You get your intuition back when you make space for it, when you stop the chattering of the rational mind. The rational mind doesn’t nourish you. You assume that it gives you the truth, because the rational mind is the golden calf that this culture worships, but this is not true. Rationality squeezes out much that is rich and juicy and fascinating. — Anne Lamott

Feet outstretched. A chubby white cat beside me.  Late afternoon sun coming over the mountain and into the living room.  A novel in my hand.  3793946621

Yesterday, I forced myself to stop marketing and editing. To stop responding and querying.  To stop working . . . .

And I just sat and read for an hour.  I could have used four hours.

***

Last night, P asked me if I had been writing.  He asks because he knows this – more than any other work I do – matters most to me. He asks because he knows I need to write.  He asks because he loves me.

“No, I’ve been marketing.”

***

My days are too filled-up just now.  Too many meetings, too many responsibilities, too many emails and FB posts and phone calls.  I have filled up the time too full . . . it’s not overflowing in the good way of cups.  It’s just pressing on the lid of the sealed shut stein, and the pressure is building.  It needs release.

For me – for writers? for everyone? – that release comes in unscheduled, unbusy time.  When I wander the pasture and imagine the goats that will soon come. When I sit on the couch and stare at the back of our porch swing, remembering Granny’s swing, then the copperhead in her yard, and then Papa taking us to fish where there were surely water moccasins.  When I sit and stare, forgetting the book that has fallen against my thigh while I wander the ideas about my family history, and “passing,” and what it is to be descended from enslaved and enslaver.

Too much, I make myself busy. I tell myself that the only worthwhile time is that spent producing.  When I know – I KNOW – that the best time – the truly most productive time is what others label “idle,” “wasteful,” “lazy.”

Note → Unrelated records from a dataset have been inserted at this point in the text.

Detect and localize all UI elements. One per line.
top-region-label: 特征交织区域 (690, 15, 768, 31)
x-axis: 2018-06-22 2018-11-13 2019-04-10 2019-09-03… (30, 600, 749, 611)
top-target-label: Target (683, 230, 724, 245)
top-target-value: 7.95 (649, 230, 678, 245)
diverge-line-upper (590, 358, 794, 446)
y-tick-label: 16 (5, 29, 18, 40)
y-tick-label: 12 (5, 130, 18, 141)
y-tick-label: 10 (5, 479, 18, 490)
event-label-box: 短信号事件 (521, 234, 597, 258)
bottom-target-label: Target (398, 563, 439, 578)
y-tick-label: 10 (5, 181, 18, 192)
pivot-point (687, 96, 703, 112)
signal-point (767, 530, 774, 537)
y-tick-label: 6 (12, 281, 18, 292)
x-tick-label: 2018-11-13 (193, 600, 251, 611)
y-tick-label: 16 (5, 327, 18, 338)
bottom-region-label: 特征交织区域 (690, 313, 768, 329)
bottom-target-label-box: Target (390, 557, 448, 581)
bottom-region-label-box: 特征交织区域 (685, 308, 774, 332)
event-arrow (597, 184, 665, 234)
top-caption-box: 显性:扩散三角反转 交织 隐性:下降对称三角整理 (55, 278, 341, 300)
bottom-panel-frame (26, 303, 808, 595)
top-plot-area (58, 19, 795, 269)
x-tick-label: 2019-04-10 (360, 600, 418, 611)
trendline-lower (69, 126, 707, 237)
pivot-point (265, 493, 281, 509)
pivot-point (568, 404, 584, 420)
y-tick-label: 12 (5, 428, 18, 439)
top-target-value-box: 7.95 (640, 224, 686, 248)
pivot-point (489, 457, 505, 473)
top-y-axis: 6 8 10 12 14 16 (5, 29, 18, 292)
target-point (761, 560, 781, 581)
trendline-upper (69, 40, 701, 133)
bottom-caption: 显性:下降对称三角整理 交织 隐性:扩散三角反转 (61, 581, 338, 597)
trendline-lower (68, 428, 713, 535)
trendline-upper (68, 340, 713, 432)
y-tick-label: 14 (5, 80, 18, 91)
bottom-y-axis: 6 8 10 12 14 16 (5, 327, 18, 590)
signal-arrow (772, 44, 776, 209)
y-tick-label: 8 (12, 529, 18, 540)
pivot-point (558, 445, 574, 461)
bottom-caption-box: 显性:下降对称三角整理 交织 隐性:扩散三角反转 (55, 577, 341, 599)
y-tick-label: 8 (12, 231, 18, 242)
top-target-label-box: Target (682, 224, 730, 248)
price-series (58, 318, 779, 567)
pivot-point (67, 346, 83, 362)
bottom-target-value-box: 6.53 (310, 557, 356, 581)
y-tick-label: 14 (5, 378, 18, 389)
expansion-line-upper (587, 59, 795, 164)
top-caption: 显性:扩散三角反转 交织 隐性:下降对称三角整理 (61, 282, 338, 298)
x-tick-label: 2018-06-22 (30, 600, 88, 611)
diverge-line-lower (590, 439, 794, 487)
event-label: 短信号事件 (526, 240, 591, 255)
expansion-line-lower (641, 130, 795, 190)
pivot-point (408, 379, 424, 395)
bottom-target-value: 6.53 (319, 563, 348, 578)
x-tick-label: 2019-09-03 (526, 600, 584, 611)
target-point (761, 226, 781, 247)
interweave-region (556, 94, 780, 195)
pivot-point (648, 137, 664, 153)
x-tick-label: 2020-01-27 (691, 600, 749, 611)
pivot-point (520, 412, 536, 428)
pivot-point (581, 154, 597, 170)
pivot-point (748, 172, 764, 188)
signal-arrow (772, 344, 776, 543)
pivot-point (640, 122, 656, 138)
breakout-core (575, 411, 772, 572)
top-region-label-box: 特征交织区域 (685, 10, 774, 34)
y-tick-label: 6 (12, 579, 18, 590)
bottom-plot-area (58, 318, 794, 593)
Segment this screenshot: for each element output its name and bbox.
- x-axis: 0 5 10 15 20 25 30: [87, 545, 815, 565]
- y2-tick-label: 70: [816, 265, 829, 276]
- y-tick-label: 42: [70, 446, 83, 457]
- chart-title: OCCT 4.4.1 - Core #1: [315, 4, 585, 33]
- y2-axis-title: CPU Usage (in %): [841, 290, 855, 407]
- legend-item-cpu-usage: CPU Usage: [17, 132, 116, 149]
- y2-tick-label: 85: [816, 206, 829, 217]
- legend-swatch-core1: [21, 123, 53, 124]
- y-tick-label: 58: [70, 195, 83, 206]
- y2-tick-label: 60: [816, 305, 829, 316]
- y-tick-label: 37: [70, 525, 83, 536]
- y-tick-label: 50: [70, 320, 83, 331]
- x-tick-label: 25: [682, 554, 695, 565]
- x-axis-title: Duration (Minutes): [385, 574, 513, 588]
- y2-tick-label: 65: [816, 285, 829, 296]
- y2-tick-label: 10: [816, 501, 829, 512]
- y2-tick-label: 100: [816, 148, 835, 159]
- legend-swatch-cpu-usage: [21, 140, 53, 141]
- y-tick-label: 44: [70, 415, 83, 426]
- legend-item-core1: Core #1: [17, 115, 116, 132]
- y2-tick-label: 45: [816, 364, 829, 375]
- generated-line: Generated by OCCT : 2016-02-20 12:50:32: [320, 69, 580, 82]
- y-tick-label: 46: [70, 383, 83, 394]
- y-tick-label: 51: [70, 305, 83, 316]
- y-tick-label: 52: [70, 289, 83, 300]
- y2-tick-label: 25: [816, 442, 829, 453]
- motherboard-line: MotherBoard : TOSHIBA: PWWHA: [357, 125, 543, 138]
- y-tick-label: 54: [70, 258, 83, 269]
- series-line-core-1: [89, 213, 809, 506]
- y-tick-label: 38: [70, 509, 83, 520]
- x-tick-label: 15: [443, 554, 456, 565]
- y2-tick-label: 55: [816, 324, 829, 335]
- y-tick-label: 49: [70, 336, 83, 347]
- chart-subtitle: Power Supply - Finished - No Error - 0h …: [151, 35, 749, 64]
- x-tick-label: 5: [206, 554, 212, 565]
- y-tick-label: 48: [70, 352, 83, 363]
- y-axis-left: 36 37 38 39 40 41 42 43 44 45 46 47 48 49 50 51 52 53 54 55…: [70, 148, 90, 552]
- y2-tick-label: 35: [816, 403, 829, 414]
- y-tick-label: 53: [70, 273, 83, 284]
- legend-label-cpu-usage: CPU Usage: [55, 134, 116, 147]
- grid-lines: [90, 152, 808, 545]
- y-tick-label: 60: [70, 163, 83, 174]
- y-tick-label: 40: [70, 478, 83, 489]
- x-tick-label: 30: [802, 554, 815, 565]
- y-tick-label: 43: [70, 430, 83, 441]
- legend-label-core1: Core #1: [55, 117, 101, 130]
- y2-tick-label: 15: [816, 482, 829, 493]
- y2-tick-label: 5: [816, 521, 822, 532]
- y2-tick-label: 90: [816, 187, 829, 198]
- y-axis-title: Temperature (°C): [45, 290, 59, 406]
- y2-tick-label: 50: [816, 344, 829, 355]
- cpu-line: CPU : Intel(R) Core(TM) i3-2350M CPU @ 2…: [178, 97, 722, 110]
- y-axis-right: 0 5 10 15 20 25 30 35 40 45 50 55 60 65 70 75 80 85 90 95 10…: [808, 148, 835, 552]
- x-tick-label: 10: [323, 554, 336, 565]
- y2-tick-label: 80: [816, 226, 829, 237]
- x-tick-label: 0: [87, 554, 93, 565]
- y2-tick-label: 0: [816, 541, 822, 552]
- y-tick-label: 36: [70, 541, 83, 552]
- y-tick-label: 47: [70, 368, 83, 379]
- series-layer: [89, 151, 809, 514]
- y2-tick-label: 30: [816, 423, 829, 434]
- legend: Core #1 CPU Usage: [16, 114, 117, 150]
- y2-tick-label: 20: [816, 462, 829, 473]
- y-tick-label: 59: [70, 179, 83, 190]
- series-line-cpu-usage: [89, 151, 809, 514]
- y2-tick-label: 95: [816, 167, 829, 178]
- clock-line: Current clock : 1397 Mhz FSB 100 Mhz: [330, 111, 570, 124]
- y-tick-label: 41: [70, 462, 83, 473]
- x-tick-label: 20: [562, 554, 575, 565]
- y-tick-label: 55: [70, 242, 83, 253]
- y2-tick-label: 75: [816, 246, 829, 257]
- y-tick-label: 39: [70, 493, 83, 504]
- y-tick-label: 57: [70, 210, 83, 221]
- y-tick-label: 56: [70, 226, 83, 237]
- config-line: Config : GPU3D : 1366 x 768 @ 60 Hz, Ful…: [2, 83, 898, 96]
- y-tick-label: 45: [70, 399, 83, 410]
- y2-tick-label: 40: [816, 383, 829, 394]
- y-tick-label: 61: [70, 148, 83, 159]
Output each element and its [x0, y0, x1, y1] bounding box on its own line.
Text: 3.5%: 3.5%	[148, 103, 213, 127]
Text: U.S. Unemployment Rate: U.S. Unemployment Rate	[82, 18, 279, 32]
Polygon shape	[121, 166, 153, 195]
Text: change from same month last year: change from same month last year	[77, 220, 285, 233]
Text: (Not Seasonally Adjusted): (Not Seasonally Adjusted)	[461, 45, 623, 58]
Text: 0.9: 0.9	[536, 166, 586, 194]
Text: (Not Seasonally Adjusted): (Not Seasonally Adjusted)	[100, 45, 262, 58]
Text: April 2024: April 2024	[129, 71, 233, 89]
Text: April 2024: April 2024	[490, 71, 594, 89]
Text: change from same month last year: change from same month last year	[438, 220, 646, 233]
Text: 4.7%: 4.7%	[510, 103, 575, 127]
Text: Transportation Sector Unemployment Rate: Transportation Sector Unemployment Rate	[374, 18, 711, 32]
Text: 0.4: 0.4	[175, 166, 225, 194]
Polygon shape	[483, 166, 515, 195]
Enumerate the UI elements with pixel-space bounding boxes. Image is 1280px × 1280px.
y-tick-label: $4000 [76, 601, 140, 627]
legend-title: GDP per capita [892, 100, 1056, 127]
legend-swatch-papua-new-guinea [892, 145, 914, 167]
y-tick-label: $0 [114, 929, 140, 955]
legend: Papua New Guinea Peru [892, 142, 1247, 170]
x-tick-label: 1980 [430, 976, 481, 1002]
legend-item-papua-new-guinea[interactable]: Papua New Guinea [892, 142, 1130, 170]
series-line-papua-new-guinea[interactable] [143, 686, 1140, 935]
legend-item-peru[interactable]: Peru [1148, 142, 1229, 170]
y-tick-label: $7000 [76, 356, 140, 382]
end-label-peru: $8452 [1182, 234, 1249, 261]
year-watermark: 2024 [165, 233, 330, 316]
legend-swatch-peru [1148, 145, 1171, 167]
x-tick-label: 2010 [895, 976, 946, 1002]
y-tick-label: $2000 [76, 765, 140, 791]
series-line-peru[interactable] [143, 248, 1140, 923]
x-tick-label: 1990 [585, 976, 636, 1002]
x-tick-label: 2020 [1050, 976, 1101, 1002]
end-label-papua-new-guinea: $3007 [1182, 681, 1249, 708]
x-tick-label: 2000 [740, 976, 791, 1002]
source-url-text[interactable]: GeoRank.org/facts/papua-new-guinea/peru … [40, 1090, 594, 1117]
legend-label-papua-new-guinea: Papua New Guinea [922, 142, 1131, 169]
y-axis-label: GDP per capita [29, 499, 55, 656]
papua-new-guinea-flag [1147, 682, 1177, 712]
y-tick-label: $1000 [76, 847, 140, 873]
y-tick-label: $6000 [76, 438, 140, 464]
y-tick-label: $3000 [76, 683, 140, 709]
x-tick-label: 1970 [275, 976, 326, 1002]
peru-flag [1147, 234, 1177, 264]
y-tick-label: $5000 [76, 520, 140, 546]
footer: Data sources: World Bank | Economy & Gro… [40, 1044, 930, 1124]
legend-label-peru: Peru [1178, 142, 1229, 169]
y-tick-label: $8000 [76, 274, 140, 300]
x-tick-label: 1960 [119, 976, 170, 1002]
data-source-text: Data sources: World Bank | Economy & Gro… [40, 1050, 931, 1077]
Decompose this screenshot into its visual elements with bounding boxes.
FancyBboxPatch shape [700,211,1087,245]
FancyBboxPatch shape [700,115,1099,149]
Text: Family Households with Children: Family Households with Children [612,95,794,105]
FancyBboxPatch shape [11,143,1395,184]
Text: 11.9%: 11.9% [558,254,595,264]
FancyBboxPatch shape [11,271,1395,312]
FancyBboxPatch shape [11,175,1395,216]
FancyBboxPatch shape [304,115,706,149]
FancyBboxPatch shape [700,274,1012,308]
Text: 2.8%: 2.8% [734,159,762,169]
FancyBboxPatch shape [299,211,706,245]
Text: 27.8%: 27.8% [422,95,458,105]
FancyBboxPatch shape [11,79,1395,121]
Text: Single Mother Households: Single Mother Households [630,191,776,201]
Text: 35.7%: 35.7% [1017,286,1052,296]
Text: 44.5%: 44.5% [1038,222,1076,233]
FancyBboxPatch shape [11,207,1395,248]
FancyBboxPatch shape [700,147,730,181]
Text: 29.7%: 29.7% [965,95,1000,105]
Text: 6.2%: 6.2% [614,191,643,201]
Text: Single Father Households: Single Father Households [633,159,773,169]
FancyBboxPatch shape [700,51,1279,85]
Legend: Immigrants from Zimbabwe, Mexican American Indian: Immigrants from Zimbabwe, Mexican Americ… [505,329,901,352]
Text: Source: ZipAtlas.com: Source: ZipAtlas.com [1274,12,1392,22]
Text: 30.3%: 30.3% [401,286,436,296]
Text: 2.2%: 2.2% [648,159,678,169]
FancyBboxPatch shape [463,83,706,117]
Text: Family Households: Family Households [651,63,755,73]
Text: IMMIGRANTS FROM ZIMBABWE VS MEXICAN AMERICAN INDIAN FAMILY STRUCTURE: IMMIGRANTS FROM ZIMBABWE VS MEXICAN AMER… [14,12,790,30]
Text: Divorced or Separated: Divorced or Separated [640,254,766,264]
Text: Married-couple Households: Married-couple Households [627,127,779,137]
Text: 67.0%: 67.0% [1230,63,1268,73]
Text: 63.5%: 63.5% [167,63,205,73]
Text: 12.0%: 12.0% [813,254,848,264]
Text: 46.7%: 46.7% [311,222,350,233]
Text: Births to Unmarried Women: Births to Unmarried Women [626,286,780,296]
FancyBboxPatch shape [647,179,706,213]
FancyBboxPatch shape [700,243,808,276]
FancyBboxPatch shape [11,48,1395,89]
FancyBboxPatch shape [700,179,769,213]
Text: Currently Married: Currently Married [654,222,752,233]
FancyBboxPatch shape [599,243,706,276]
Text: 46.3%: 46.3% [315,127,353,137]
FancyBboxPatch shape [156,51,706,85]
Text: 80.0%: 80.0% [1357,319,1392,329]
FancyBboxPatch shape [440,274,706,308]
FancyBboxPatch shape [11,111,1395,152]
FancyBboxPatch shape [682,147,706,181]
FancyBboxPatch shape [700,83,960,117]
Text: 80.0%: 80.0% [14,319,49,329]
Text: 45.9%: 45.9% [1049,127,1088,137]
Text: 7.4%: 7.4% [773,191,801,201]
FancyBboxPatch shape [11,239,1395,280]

So I must climb those labels – like goats on a stack of recycled pallets – because “over” and “on” give me vision, give me space. They protect me from too much “new” before I’ve had time to consider, understand, shape the “old.”

I must claim those “unproductive” moments as good and profound and holy.

More idleness, more staring into space, more wandering avenues of the mind.  I must make time to do nothing if I want to write.  And I SO want to write.

What idle time do you have in your days? How can you make more?